What If I Am Partly To Blame?

Contributory Negligence

Many people don’t bother to pursue a claim because they have been told or they think they were partly or fully to blame for an accident, particularly in the case of Accidents At Work. An employer is under a duty to guard you against the risks of being injured at work so even if you or a colleague are partly to blame for the accident, you should still succeed in pursuing a claim for damages. However, the other side may successfully argue that you were Contributarily negligent which would have the effect of reducing the amount of compensation you recover rather than barring you from recovering anything at all.

What Do The Law Books Say?

Law Reform (Contributory Negligence) Act 1945:

Section 1

(1)    Where any person suffers damage as the result partly of his own fault and partly of the fault of any other person or persons, a claim in respect of that damage shall not be defeated by reason of the fault of the person suffering the damage, but the damages recoverable in respect thereof shall be reduced to such extent as the court thinks just and equitable having regard to the Claimant’s share in the responsibility for damage…’

Where it is believed that the Claimant ought to bear some responsibility for the accident or how their injuries were caused, the court can choose to reduce their compensation award by the percentage of blame that attaches to their actions of omissions.

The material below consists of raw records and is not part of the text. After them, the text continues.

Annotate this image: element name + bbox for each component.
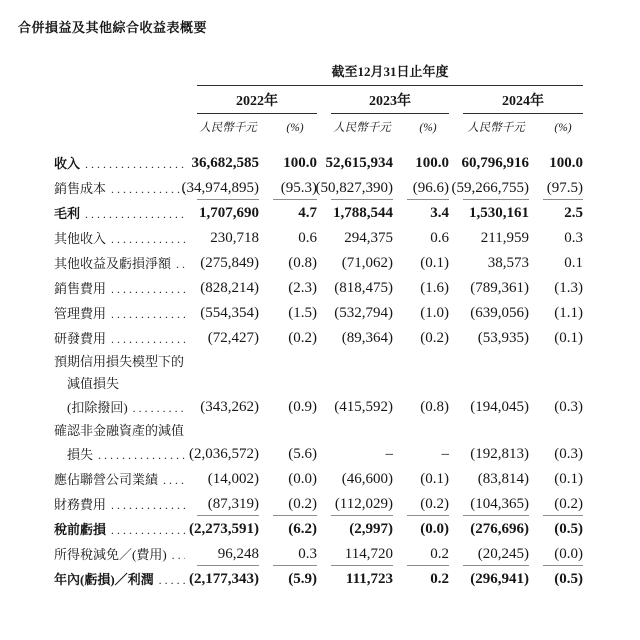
amount-cell [463,230,529,247]
cell-value: (192,813) [470,446,529,462]
cell-value: (14,002) [207,471,259,487]
amount-cell [197,280,259,297]
leader-dots [111,331,185,347]
row-label-cell [54,522,197,538]
cell-value: – [441,446,449,462]
amount-cell [197,305,259,322]
cell-value: (96.6) [412,180,449,196]
cell-value: 211,959 [480,230,529,246]
table-row [54,276,583,301]
amount-cell [331,305,393,322]
cell-value: 1,530,161 [469,205,529,221]
cell-value: 0.3 [298,546,317,562]
table-row [54,301,583,326]
percent-cell [543,330,583,347]
cell-value: (2,273,591) [189,521,259,537]
row-label: 其他收入 [54,230,107,246]
percent-cell [543,521,583,538]
row-label: 研發費用 [54,330,107,346]
amount-cell [331,446,393,463]
row-label-cell [54,497,197,513]
amount-cell [331,496,393,516]
table-row [54,226,583,251]
cell-value: (53,935) [477,330,529,346]
percent-cell [543,546,583,566]
amount-cell [197,496,259,516]
amount-cell [331,255,393,272]
table-row [54,151,583,176]
financial-table [54,64,583,592]
leader-dots [85,156,185,172]
cell-value: (71,062) [341,255,393,271]
percent-cell [273,496,317,516]
amount-cell [463,496,529,516]
leader-dots [111,281,185,297]
row-label-cell [54,331,197,347]
percent-cell [407,399,449,416]
percent-cell [543,571,583,588]
amount-cell [463,205,529,222]
cell-value: (0.1) [554,330,583,346]
amount-cell [463,280,529,297]
amount-cell [463,571,529,588]
row-label: 銷售費用 [54,280,107,296]
amount-cell [191,155,259,172]
cell-value: (0.0) [288,471,317,487]
percent-cell [543,446,583,463]
amount-cell [181,180,259,200]
percent-cell [273,230,317,247]
percent-cell [543,399,583,416]
period-header [197,64,583,86]
amount-cell [197,230,259,247]
cell-value: (0.1) [554,471,583,487]
cell-value: (34,974,895) [181,180,259,196]
row-label: 管理費用 [54,305,107,321]
cell-value: (0.0) [420,521,449,537]
leader-dots [163,472,185,488]
percent-cell [543,255,583,272]
cell-value: 100.0 [415,155,449,171]
percent-cell [407,446,449,463]
percent-cell [273,305,317,322]
cell-value: (2,177,343) [189,571,259,587]
row-label-cell [54,354,583,370]
cell-value: (5.9) [288,571,317,587]
row-label: 稅前虧損 [54,521,107,537]
percent-cell [407,521,449,538]
amount-cell [331,471,393,488]
year-header-row [54,86,583,114]
cell-value: (104,365) [470,496,529,512]
table-row [54,395,583,420]
table-row [54,251,583,276]
leader-dots [111,306,185,322]
percent-cell [407,496,449,516]
amount-cell [189,446,259,463]
row-label-cell [54,306,197,322]
cell-value: 114,720 [344,546,393,562]
cell-value: (0.3) [554,446,583,462]
cell-value: 0.6 [298,230,317,246]
row-label: 所得稅減免／(費用) [54,546,167,562]
cell-value: 294,375 [344,230,393,246]
row-label-cell [54,472,197,488]
cell-value: (276,696) [470,521,529,537]
cell-value: 0.6 [430,230,449,246]
table-row [54,420,583,442]
cell-value: (0.2) [288,330,317,346]
amount-cell [331,280,393,297]
table-row [54,517,583,542]
amount-cell [189,571,259,588]
cell-value: (2,997) [349,521,393,537]
cell-value: (2,036,572) [189,446,259,462]
leader-dots [133,400,185,416]
cell-value: (0.1) [420,255,449,271]
row-label-cell [54,376,583,392]
cell-value: (1.3) [554,280,583,296]
amount-cell [197,255,259,272]
percent-cell [407,471,449,488]
cell-value: 0.2 [430,546,449,562]
cell-value: (6.2) [288,521,317,537]
amount-cell [197,471,259,488]
amount-cell [463,546,529,566]
cell-value: (87,319) [207,496,259,512]
row-label: 財務費用 [54,496,107,512]
amount-cell [331,330,393,347]
cell-value: 52,615,934 [325,155,393,171]
row-label-cell [54,256,197,272]
amount-cell [463,155,529,172]
leader-dots [159,572,185,588]
cell-value: (789,361) [470,280,529,296]
leader-dots [111,231,185,247]
table-row [54,442,583,467]
amount-cell [331,521,393,538]
percent-header-2022: (%) [286,122,304,134]
percent-cell [543,230,583,247]
cell-value: (0.2) [554,496,583,512]
percent-cell [543,155,583,172]
cell-value: (89,364) [341,330,393,346]
percent-header-2024: (%) [554,122,572,134]
percent-cell [543,280,583,297]
table-row [54,492,583,517]
cell-value: – [385,446,393,462]
percent-cell [407,305,449,322]
amount-cell [463,399,529,416]
percent-cell [407,255,449,272]
cell-value: 100.0 [283,155,317,171]
amount-cell [331,230,393,247]
amount-cell [331,205,393,222]
amount-cell [325,155,393,172]
year-header-2022: 2022年 [197,86,317,114]
percent-cell [543,471,583,488]
amount-cell [331,571,393,588]
row-label: 確認非金融資產的減值 [54,423,185,438]
cell-value: (554,354) [200,305,259,321]
percent-cell [543,180,583,200]
table-row [54,567,583,592]
cell-value: (639,056) [470,305,529,321]
cell-value: 111,723 [345,571,393,587]
period-header-label: 截至12月31日止年度 [331,64,449,79]
table-body [54,151,583,592]
amount-cell [463,446,529,463]
cell-value: 3.4 [430,205,449,221]
table-row [54,351,583,373]
leader-dots [111,522,185,538]
cell-value: (0.9) [288,399,317,415]
row-label: 預期信用損失模型下的 [54,354,185,369]
cell-value: (1.0) [420,305,449,321]
percent-cell [273,521,317,538]
cell-value: (0.8) [420,399,449,415]
amount-cell [463,471,529,488]
cell-value: (0.2) [288,496,317,512]
row-label: 損失 [67,446,94,462]
row-label: (扣除撥回) [67,399,128,415]
amount-cell [331,546,393,566]
percent-cell [273,546,317,566]
cell-value: (415,592) [334,399,393,415]
year-header-2024: 2024年 [463,86,583,114]
row-label-cell [54,231,197,247]
cell-value: 0.2 [430,571,449,587]
table-row [54,326,583,351]
row-label: 減值損失 [67,376,120,391]
amount-cell [197,205,259,222]
percent-cell [273,180,317,200]
percent-cell [407,205,449,222]
table-row [54,176,583,201]
cell-value: 230,718 [210,230,259,246]
period-header-row [54,64,583,86]
cell-value: 1,788,544 [333,205,393,221]
cell-value: (50,827,390) [315,180,393,196]
percent-cell [407,571,449,588]
percent-cell [543,205,583,222]
cell-value: (2.3) [288,280,317,296]
cell-value: 1,707,690 [199,205,259,221]
percent-cell [273,330,317,347]
page-title: 合併損益及其他綜合收益表概要 [18,20,208,35]
row-label-cell [54,400,197,416]
cell-value: 36,682,585 [191,155,259,171]
unit-header-2022: 人民幣千元 [199,122,257,134]
leader-dots [111,497,185,513]
percent-cell [543,305,583,322]
cell-value: 60,796,916 [461,155,529,171]
cell-value: 100.0 [549,155,583,171]
percent-cell [273,471,317,488]
row-label: 收入 [54,155,81,171]
amount-cell [197,330,259,347]
row-label: 年內(虧損)／利潤 [54,571,154,587]
cell-value: (20,245) [477,546,529,562]
cell-value: (194,045) [470,399,529,415]
cell-value: (46,600) [341,471,393,487]
row-label-cell [54,181,197,197]
table-row [54,373,583,395]
amount-cell [189,521,259,538]
table-row [54,201,583,226]
cell-value: (0.5) [554,571,583,587]
percent-cell [273,255,317,272]
unit-header-2023: 人民幣千元 [333,122,391,134]
row-label-cell [54,281,197,297]
cell-value: (83,814) [477,471,529,487]
units-header-row [54,114,583,136]
cell-value: (0.2) [420,496,449,512]
cell-value: (0.2) [420,330,449,346]
row-label-cell [54,572,197,588]
cell-value: (275,849) [200,255,259,271]
cell-value: (296,941) [470,571,529,587]
unit-header-2024: 人民幣千元 [467,122,525,134]
percent-cell [273,205,317,222]
percent-cell [407,230,449,247]
cell-value: (1.6) [420,280,449,296]
percent-cell [273,571,317,588]
cell-value: (59,266,755) [451,180,529,196]
cell-value: (343,262) [200,399,259,415]
cell-value: (72,427) [207,330,259,346]
amount-cell [451,180,529,200]
cell-value: (828,214) [200,280,259,296]
cell-value: 0.1 [564,255,583,271]
leader-dots [111,181,185,197]
row-label: 應佔聯營公司業績 [54,471,159,487]
cell-value: 96,248 [217,546,259,562]
cell-value: (5.6) [288,446,317,462]
leader-dots [176,256,185,272]
cell-value: (97.5) [546,180,583,196]
leader-dots [85,206,185,222]
amount-cell [463,305,529,322]
cell-value: (0.0) [554,546,583,562]
cell-value: 2.5 [564,205,583,221]
cell-value: (1.1) [554,305,583,321]
amount-cell [315,180,393,200]
document-page [0,20,640,592]
cell-value: (95.3) [280,180,317,196]
percent-cell [407,546,449,566]
percent-cell [407,280,449,297]
table-row [54,542,583,567]
percent-cell [407,155,449,172]
row-label-cell [54,447,197,463]
row-label-cell [54,423,583,439]
row-label: 銷售成本 [54,180,107,196]
percent-cell [543,496,583,516]
percent-cell [273,155,317,172]
cell-value: (1.5) [288,305,317,321]
leader-dots [98,447,185,463]
year-header-2023: 2023年 [331,86,449,114]
cell-value: (112,029) [334,496,393,512]
leader-dots [172,547,185,563]
cell-value: (0.3) [554,399,583,415]
cell-value: (0.8) [288,255,317,271]
cell-value: (0.5) [554,521,583,537]
row-label-cell [54,206,197,222]
percent-cell [273,446,317,463]
cell-value: (532,794) [334,305,393,321]
amount-cell [331,399,393,416]
amount-cell [463,255,529,272]
amount-cell [463,521,529,538]
percent-cell [407,180,449,200]
row-label: 其他收益及虧損淨額 [54,255,172,271]
amount-cell [197,546,259,566]
percent-cell [273,399,317,416]
cell-value: 0.3 [564,230,583,246]
row-label-cell [54,547,197,563]
table-row [54,467,583,492]
cell-value: 4.7 [298,205,317,221]
row-label: 毛利 [54,205,81,221]
cell-value: (0.1) [420,471,449,487]
percent-header-2023: (%) [419,122,437,134]
row-label-cell [54,156,197,172]
percent-cell [407,330,449,347]
amount-cell [463,330,529,347]
cell-value: 38,573 [487,255,529,271]
cell-value: (818,475) [334,280,393,296]
percent-cell [273,280,317,297]
amount-cell [197,399,259,416]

When a Claimant is considered to have been contributarily negligent, their damages will be reduced accordingly.  Therefore, if a claim is valued at £2,000.00 on a 100% basis, if the Claimant was deemed to be 50% contributarily negligent, they will only receive £1,000.00. Their lawyers will still receive 100% of the costs incurred in pursuing the claim in addition to the award of personal injury compensation so the rules on contributory negligence are not applied to the legal costs of a pi claim.

Some Case Examples

In the following tripping / slipping cases, contributory negligence was found against the Claimant as they ought to have been more aware of their surroundings.

Louise Bell v Havering London Borough Council (2010)

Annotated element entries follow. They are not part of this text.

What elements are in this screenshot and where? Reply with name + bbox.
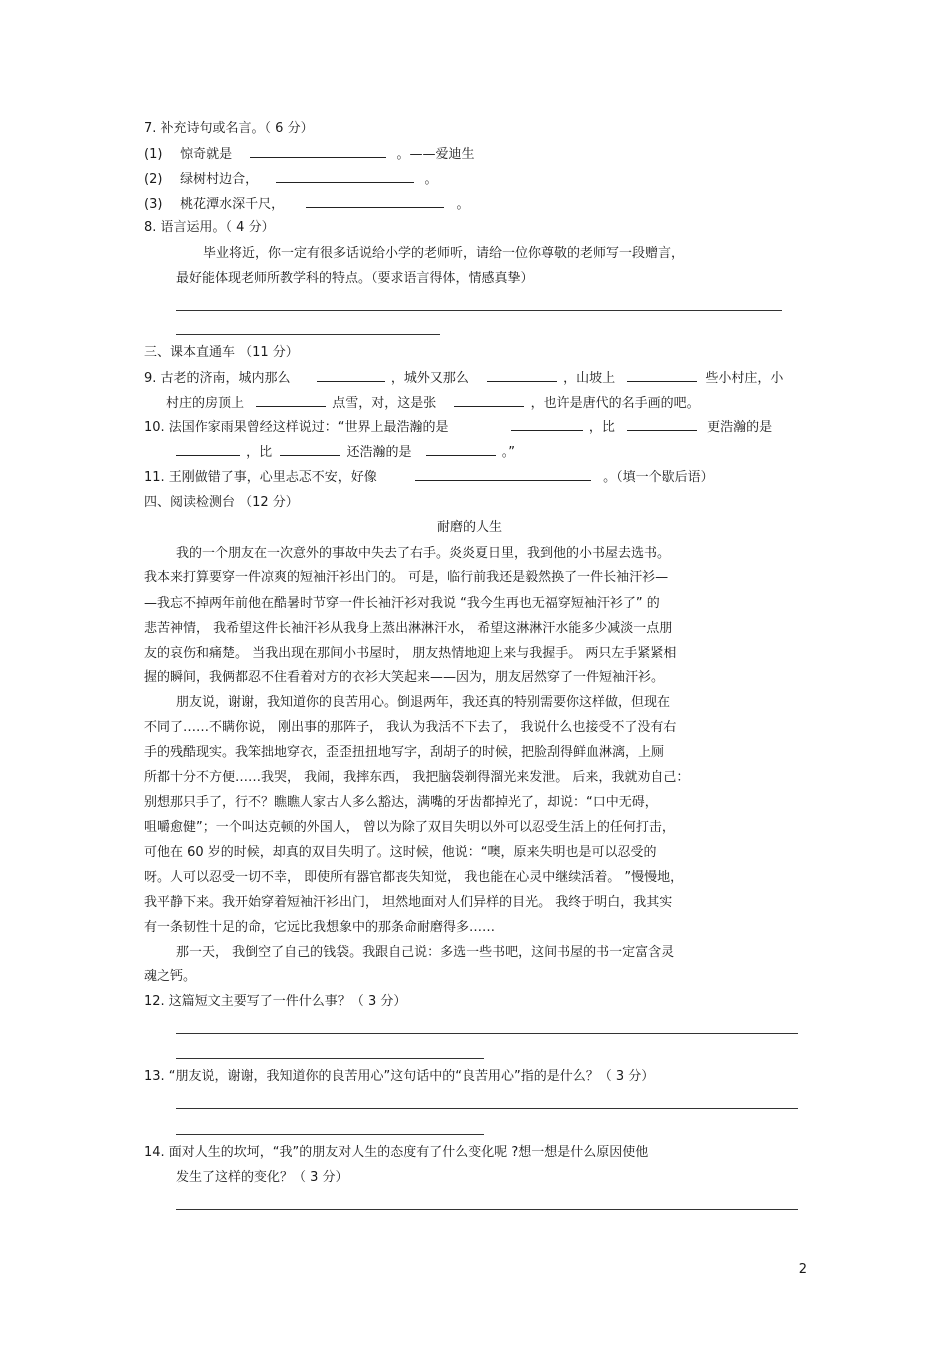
q7-item-3-blank[interactable] (306, 195, 444, 208)
q14-answer-line-1[interactable] (176, 1209, 798, 1210)
q7-item-3 (144, 195, 469, 214)
q8-answer-line-1[interactable] (176, 310, 782, 311)
q9-text-b3: ，也许是唐代的名手画的吧。 (530, 396, 700, 411)
q10-text-a1: 10. 法国作家雨果曾经这样说过：“世界上最浩瀚的是 (144, 420, 449, 435)
q8-prompt-line1: 毕业将近，你一定有很多话说给小学的老师听，请给一位你尊敬的老师写一段赠言， (203, 246, 685, 261)
passage-line: 有一条韧性十足的命，它远比我想象中的那条命耐磨得多…… (144, 920, 496, 935)
q11-text-a1: 11. 王刚做错了事，心里忐忑不安，好像 (144, 470, 377, 485)
passage-line: 呀。人可以忍受一切不幸， 即使所有器官都丧失知觉， 我也能在心灵中继续活着。 ”慢慢地， (144, 870, 684, 885)
q13-question: 13. “朋友说，谢谢，我知道你的良苦用心”这句话中的“良苦用心”指的是什么？（ 3 分） (144, 1069, 655, 1084)
passage-line: 所都十分不方便……我哭， 我闹，我摔东西， 我把脑袋剃得溜光来发泄。 后来，我就劝自己： (144, 770, 690, 785)
page-number: 2 (798, 1262, 807, 1277)
q9-line-2 (166, 394, 700, 413)
q10-blank-5[interactable] (426, 443, 496, 456)
q10-text-b3: 。” (501, 445, 515, 460)
q14-question-line2: 发生了这样的变化？（ 3 分） (176, 1170, 349, 1185)
q9-text-a1: 9. 古老的济南，城内那么 (144, 371, 291, 386)
passage-line: 悲苦神情， 我希望这件长袖汗衫从我身上蒸出淋淋汗水， 希望这淋淋汗水能多少减淡一点朋 (144, 621, 673, 636)
section-4-heading: 四、阅读检测台 （12 分） (144, 495, 299, 510)
q7-item-2-blank[interactable] (276, 170, 414, 183)
q12-answer-line-1[interactable] (176, 1033, 798, 1034)
q7-item-3-text: 桃花潭水深千尺， (180, 197, 285, 212)
q9-text-a2: ，城外又那么 (390, 371, 469, 386)
passage-line: 我的一个朋友在一次意外的事故中失去了右手。炎炎夏日里，我到他的小书屋去选书。 (176, 546, 671, 561)
q7-item-1-text: 惊奇就是 (180, 147, 233, 162)
q7-item-1-blank[interactable] (250, 145, 386, 158)
q9-text-a4: 些小村庄，小 (705, 371, 784, 386)
q10-text-a3: 更浩瀚的是 (707, 420, 773, 435)
q9-blank-4[interactable] (256, 394, 326, 407)
q13-answer-line-2[interactable] (176, 1134, 484, 1135)
q7-item-3-num: (3) (144, 197, 163, 212)
q10-line-1 (144, 418, 772, 437)
passage-line: 我平静下来。我开始穿着短袖汗衫出门， 坦然地面对人们异样的目光。 我终于明白，我其实 (144, 895, 673, 910)
passage-line: —我忘不掉两年前他在酷暑时节穿一件长袖汗衫对我说 “我今生再也无福穿短袖汗衫了” 的 (144, 596, 660, 611)
passage-line: 魂之钙。 (144, 969, 197, 984)
q10-line-2 (176, 443, 515, 462)
q8-title: 8. 语言运用。（ 4 分） (144, 220, 275, 235)
q14-question-line1: 14. 面对人生的坎坷，“我”的朋友对人生的态度有了什么变化呢 ?想一想是什么原因使他 (144, 1145, 649, 1160)
q9-line-1 (144, 369, 783, 388)
passage-line: 不同了……不瞒你说， 刚出事的那阵子， 我认为我活不下去了， 我说什么也接受不了没有右 (144, 720, 677, 735)
q7-item-1 (144, 145, 474, 164)
section-3-heading: 三、课本直通车 （11 分） (144, 345, 299, 360)
passage-line: 别想那只手了，行不？瞧瞧人家古人多么豁达，满嘴的牙齿都掉光了，却说：“口中无碍， (144, 795, 658, 810)
q10-text-b2: 还浩瀚的是 (346, 445, 412, 460)
q10-blank-2[interactable] (627, 418, 697, 431)
q9-text-b1: 村庄的房顶上 (166, 396, 245, 411)
q12-question: 12. 这篇短文主要写了一件什么事？（ 3 分） (144, 994, 407, 1009)
q10-text-a2: ，比 (588, 420, 615, 435)
q9-blank-2[interactable] (487, 369, 557, 382)
q9-text-a3: ，山坡上 (563, 371, 616, 386)
q10-text-b1: ，比 (246, 445, 273, 460)
q12-answer-line-2[interactable] (176, 1058, 484, 1059)
q11-text-a2: 。（填一个歇后语） (603, 470, 714, 485)
q7-title: 7. 补充诗句或名言。（ 6 分） (144, 121, 314, 136)
passage-line: 我本来打算要穿一件凉爽的短袖汗衫出门的。 可是，临行前我还是毅然换了一件长袖汗衫— (144, 570, 669, 585)
passage-line: 握的瞬间，我俩都忍不住看着对方的衣衫大笑起来——因为，朋友居然穿了一件短袖汗衫。 (144, 670, 665, 685)
passage-line: 手的残酷现实。我笨拙地穿衣，歪歪扭扭地写字，刮胡子的时候，把脸刮得鲜血淋漓，上厕 (144, 745, 665, 760)
q7-item-2-num: (2) (144, 172, 163, 187)
q10-blank-4[interactable] (280, 443, 340, 456)
q7-item-3-tail: 。 (456, 197, 470, 212)
q10-blank-1[interactable] (511, 418, 583, 431)
passage-line: 咀嚼愈健”；一个叫达克顿的外国人， 曾以为除了双目失明以外可以忍受生活上的任何打击， (144, 820, 675, 835)
q8-answer-line-2[interactable] (176, 334, 440, 335)
passage-line: 那一天， 我倒空了自己的钱袋。我跟自己说：多选一些书吧，这间书屋的书一定富含灵 (176, 945, 675, 960)
q7-item-2 (144, 170, 437, 189)
q9-blank-3[interactable] (627, 369, 697, 382)
q7-item-1-num: (1) (144, 147, 163, 162)
passage-title: 耐磨的人生 (437, 520, 503, 535)
q10-blank-3[interactable] (176, 443, 240, 456)
q9-text-b2: 点雪，对，这是张 (332, 396, 437, 411)
passage-line: 朋友说，谢谢，我知道你的良苦用心。倒退两年，我还真的特别需要你这样做，但现在 (176, 695, 671, 710)
passage-line: 友的哀伤和痛楚。 当我出现在那间小书屋时， 朋友热情地迎上来与我握手。 两只左手紧紧相 (144, 646, 677, 661)
q7-item-1-tail: 。——爱迪生 (396, 147, 475, 162)
q7-item-2-text: 绿树村边合， (180, 172, 259, 187)
q11-blank[interactable] (415, 468, 591, 481)
q8-prompt-line2: 最好能体现老师所教学科的特点。（要求语言得体，情感真挚） (176, 271, 534, 286)
q13-answer-line-1[interactable] (176, 1108, 798, 1109)
q9-blank-5[interactable] (454, 394, 524, 407)
q11-line (144, 468, 714, 487)
passage-line: 可他在 60 岁的时候，却真的双目失明了。这时候，他说：“噢，原来失明也是可以忍受的 (144, 845, 657, 860)
q7-item-2-tail: 。 (424, 172, 438, 187)
q9-blank-1[interactable] (317, 369, 385, 382)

In this case the Claimant stood on the edge of a raised brick (which was part of a brick edged rectangle once containing a tree but later filled in with concrete).  Her foot slipped off the brick and down the 4 inch drop next to it.  She suffered a fractured ankle.  The judge held that the Claimant was 33% contributarily negligent and reduced her damages accordingly as the judge felt that  she ought to have seen the brick and have been aware of it before the accident as it was very close to her home.

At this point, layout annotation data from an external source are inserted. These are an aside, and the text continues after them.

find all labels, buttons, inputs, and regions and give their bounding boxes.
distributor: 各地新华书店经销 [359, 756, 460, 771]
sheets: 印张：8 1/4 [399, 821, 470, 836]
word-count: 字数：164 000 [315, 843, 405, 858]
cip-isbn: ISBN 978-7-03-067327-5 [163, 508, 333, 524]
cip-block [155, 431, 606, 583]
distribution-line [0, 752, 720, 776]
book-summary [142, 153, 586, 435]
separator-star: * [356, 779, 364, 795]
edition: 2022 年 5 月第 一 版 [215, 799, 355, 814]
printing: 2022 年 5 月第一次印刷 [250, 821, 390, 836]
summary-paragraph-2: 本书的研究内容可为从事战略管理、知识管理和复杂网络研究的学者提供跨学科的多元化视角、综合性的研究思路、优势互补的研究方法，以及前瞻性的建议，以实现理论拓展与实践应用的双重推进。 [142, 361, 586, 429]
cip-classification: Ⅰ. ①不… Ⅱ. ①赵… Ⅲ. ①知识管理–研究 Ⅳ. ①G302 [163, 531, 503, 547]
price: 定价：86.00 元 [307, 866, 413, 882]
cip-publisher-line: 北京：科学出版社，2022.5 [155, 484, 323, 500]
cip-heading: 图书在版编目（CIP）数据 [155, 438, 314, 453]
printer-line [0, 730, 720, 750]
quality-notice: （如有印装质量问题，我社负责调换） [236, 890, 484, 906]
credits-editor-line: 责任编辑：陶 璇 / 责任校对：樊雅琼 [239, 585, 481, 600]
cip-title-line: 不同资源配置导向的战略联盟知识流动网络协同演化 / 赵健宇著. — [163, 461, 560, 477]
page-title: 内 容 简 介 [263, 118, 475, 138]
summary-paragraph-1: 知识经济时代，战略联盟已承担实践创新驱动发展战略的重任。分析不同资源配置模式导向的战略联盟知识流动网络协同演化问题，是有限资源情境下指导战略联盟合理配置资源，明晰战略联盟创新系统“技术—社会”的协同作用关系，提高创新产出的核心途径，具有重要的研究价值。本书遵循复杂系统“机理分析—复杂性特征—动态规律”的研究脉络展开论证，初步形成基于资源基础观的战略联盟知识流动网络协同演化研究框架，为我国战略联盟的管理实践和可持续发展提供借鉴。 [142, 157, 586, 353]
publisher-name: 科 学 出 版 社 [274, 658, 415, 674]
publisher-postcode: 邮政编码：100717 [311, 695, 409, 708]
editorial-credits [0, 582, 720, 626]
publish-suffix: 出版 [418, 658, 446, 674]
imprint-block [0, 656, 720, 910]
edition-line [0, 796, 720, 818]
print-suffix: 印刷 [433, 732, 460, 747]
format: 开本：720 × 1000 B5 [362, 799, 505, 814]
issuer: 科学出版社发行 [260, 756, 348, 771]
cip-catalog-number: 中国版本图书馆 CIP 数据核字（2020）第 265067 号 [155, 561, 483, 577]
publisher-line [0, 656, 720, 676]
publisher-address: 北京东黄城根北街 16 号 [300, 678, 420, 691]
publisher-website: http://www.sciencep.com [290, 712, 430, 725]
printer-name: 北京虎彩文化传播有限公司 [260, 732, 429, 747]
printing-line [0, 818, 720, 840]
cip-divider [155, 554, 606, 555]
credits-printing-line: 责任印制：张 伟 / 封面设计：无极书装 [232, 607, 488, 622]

Susan Ellis v Bristol City Council (2007)

In this case the Claimant slipped on a pool of urine left by one of the residents of a care home on the floor of a corridor during the course of her employment as a care assistant.  It was held that although the floor was not suitable for the purpose for which it was used, the Claimant had been warned of the potential danger and should have kept a special look out.  Her damages were also reduced by 33%.

Contribution to injury

There is an accepted principle that in certain circumstances a claimant’s damages can be reduced because their actions have led to an injury being worse than it would have been had they behaved differently.

In the case of  Froom v Butcher [1976], the Claimant was involved in a road traffic accident.  They were in no way responsible for the accident but the Claimant was deemed to be responsible for some of his injuries because he was not wearing a seatbelt.

The Court provided some guidance on the reductions made in cases like this and stated that if the failure to wear a seatbelt in no way contributed to the injuries, then no reduction was to be made, where it contributed to some degree then a 15% reduction was appropriate and where it would have completely prevented the injury or substantially reduced its severity, then 25% was appropriate.  It would be up to the medical expert to comment upon this in their report and advise whether or not they consider the failure to wear a seatbelt contributed to the Claimant’s injury.